Saturday, December 28, 2013

Education Commentary Proves Lucrative for Edu-vocates like Rick Hess in Era of Reform

As a teacher, I have always been a bit of an education geek. Beyond just teaching English or working in school administration, I enjoy reading and writing about the issues of the day. However, the recent news out of Douglas County, Colorado indicates I may be in the wrong part of the education field if I want to rake in the dough for writing about education.  A judge in Denver has ruled that the Douglas County School District "violated the Fair Campaign Act when it contracted for and distributed a paper that espoused" the reforms implemented by the school board. While the reforms - and the inherent controversy - around Douglas County Schools are not news, I was quite surprised to learn that education researcher and writer Frederick "Rick" Hess of the American Enterprise Institute was paid $30,000 for the paper in question.  Hess's article "The Most Interesting School District in America" was published in various places and distributed by the district.

Here in Colorado’s third-largest school district, with 65,000 students — an enrollment larger than Washington, D.C.’s and as large as Detroit’s — the superintendent and board are pursuing perhaps the nation’s boldest attempt at suburban school reform. The Douglas County School District is trying to do something truly new. An all-Republican school board has created the nation’s first suburban school-voucher program, introduced market-based pay, allowed its teachers’ union contract to expire, and developed a regimen of home-crafted standards and assessments in lieu of the Common Core (which superintendent Liz Celania-Fagen dismisses as the “Common Floor”). Former Reagan secretary of education William Bennett has opined that Douglas County is “trying to do all the good reforms at once.”
Unwilling to settle for just adding merit raises atop the old industrial pay scale, Douglas County has adopted a market-based pay system. After hiring a former human-resources manager from GE to lead its effort to rethink teacher pay, Douglas County has established five broad pay bands based on the supply and demand for various teaching roles. This allows the districts to pay more for hard-to-find teachers, such as a special-education audiologist, and less for teachers in easier-to-fill roles. For the first time in memory, superintendent Celania-Fagen reports, the district had more quality applicants for special education than they had positions available. Douglas County has shown, with little media fanfare, that it is possible to pay teachers what the market requires instead of being tied to a rigid, union-imposed, one-size-fits-all pay scale.
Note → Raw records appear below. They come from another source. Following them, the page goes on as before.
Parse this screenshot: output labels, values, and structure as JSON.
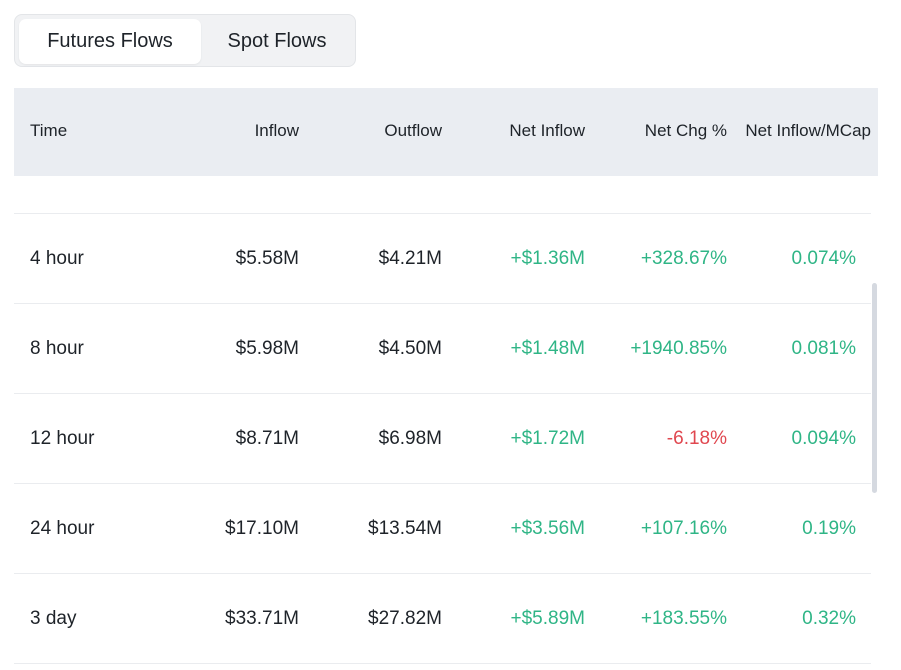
{
  "tabs": [
    "Futures Flows",
    "Spot Flows"
  ],
  "table": {
    "columns": [
      "Time",
      "Inflow",
      "Outflow",
      "Net Inflow",
      "Net Chg %",
      "Net Inflow/MCap"
    ],
    "rows": [
      [
        "4 hour",
        "$5.58M",
        "$4.21M",
        "+$1.36M",
        "+328.67%",
        "0.074%"
      ],
      [
        "8 hour",
        "$5.98M",
        "$4.50M",
        "+$1.48M",
        "+1940.85%",
        "0.081%"
      ],
      [
        "12 hour",
        "$8.71M",
        "$6.98M",
        "+$1.72M",
        "-6.18%",
        "0.094%"
      ],
      [
        "24 hour",
        "$17.10M",
        "$13.54M",
        "+$3.56M",
        "+107.16%",
        "0.19%"
      ],
      [
        "3 day",
        "$33.71M",
        "$27.82M",
        "+$5.89M",
        "+183.55%",
        "0.32%"
      ]
    ]
  }
}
Certainly, the Era of Reform has become a lucrative new aspect to the field of public education. With the rise of Common Core reforms and new education legislation that links teacher pay with student performance, education consultants are earning big money. This is certainly true for new College Board  president David Coleman who stands to earn more than a half-million dollars in base salary for his new position. Of course, that's no more than the head of the National Education Association (NEA) who earns north of $500K as well - and that comes out of teacher's dues which should support collective bargaining for, among other things, a respectable salary.  And back in Douglas County, it's not surprising that big money is going to consultants and researchers. The district allegedly paid former Education Secretary William Bennet as much as $80,000 for speeches touting the districts reforms.

Apparently, this blogging for ad revenue is the low end of education writing.

Anyone need an education consultant who will work for cheap?